Is this someone who you would want to follow to decide the way we teach our children in our schools? We think not.

10 comments:

Anonymous said...

"Half truths" ???....Pot?.....Kettle?

Anonymous said...

Here we go again. Blog wars. Who cares.

So Juan is for Quintanilla and Wightman is against. Juan is for the corrupt 4, Wightman is against the corrupt 4.

That is all you really need to know.

Question. I thought medical records were private.

Question. Juan, do you have something against gays?

Question. What are the background information for all the BISD board members? If you are able to get Wightman's records, why not the the Board Members records so that the public can really be informed.

Anonymous said...

Juan, those without sin cast the first stone.

Anonymous said...

And your point is?

Anonymous said...

(Juan, do you have something against gays?)

What, you don't? When I see you mop up their shit and spittle at the hospital, I'll believe you. And then when I do, I will automatically assume you are also dying of aids.
Isidro.

Anonymous said...

Common bloggers, Juan Montoya is simply outlining or listing the history of someone. Anytime you post comments in the inter-net, you are subject to review. I don't think, saying you prefer a certain way of life is hurtful.
Let's quit reading more into this article than just making assumptions about dislikes. I see, elected officials in a different way, after I learn about the skeletons in their closets. Heck, we all do.

Anonymous said...

My oh my, it looks like this article struck a lot of nerves. It’s obious to this reader who the gay respondants are: “Que se la mentan por el culo com dice Wightman, y ya!”

Anonymous said...

(initial impression that the patient manifests a paranoid personality disorder)

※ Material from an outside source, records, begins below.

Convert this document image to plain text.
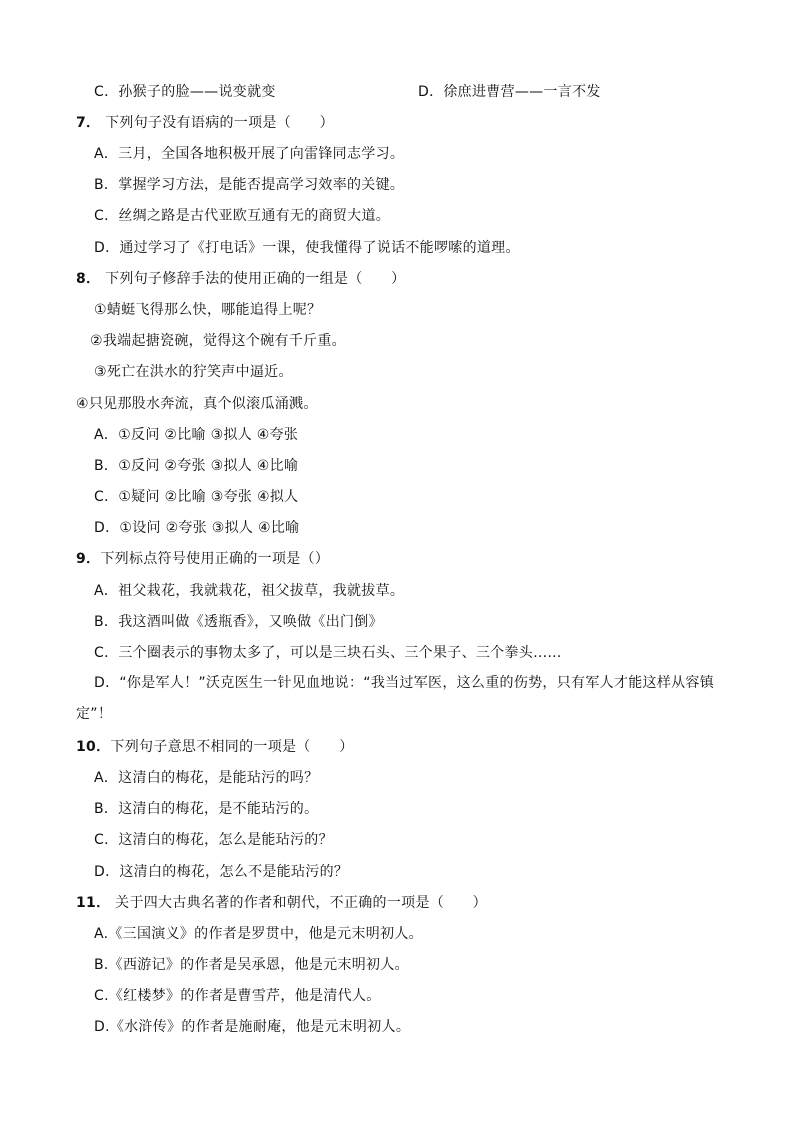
C．孙猴子的脸——说变就变	D．徐庶进曹营——一言不发
7． 下列句子没有语病的一项是（　　）
A．三月，全国各地积极开展了向雷锋同志学习。
B．掌握学习方法，是能否提高学习效率的关键。
C．丝绸之路是古代亚欧互通有无的商贸大道。
D．通过学习了《打电话》一课，使我懂得了说话不能啰嗦的道理。
8． 下列句子修辞手法的使用正确的一组是（　　）
①蜻蜓飞得那么快，哪能追得上呢？
②我端起搪瓷碗，觉得这个碗有千斤重。
③死亡在洪水的狞笑声中逼近。
④只见那股水奔流，真个似滚瓜涌溅。
A．①反问 ②比喻 ③拟人 ④夸张
B．①反问 ②夸张 ③拟人 ④比喻
C．①疑问 ②比喻 ③夸张 ④拟人
D．①设问 ②夸张 ③拟人 ④比喻
9．下列标点符号使用正确的一项是（）
A．祖父栽花，我就栽花，祖父拔草，我就拔草。
B．我这酒叫做《透瓶香》，又唤做《出门倒》
C．三个圈表示的事物太多了，可以是三块石头、三个果子、三个拳头……
D．“你是军人！”沃克医生一针见血地说：“我当过军医，这么重的伤势，只有军人才能这样从容镇定”！
10．下列句子意思不相同的一项是（　　）
A．这清白的梅花，是能玷污的吗？
B．这清白的梅花，是不能玷污的。
C．这清白的梅花，怎么是能玷污的？
D．这清白的梅花，怎么不是能玷污的？
11． 关于四大古典名著的作者和朝代，不正确的一项是（　　）
A.《三国演义》的作者是罗贯中，他是元末明初人。
B.《西游记》的作者是吴承恩，他是元末明初人。
C.《红楼梦》的作者是曹雪芹，他是清代人。
D.《水浒传》的作者是施耐庵，他是元末明初人。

Isn't that the same prognosis being given (a little late) to that Jared Loughton psycho who killed all of them innocents in Arizona? Hopefully, in this case, they'll put him in an insane asylum where he belongs, before the goes apeshit.
Isidro

Anonymous said...

HEY, PINCHE JUAN, QUE METIDA DE VERGA YOU GAVE THIS PINCHE GUY, CABRON!!!!!!! I HAVEN'T SEEN A PUTISA LIKE THIS SINCE MY MOTHER BEAT ME FOR NOT TAKING OUT THE PINCHE TRASH!!!!!!!! UUUUFFFFFFFFF!!! SE VALE SOBAR BOBBY!!!!!!UUUYYYY!!!

MACLOVIO O'MALLEY

Anonymous said...

Juan, what is the point of screening comments before posting? Makes me sad to see you allow some comments that only distract from the argument.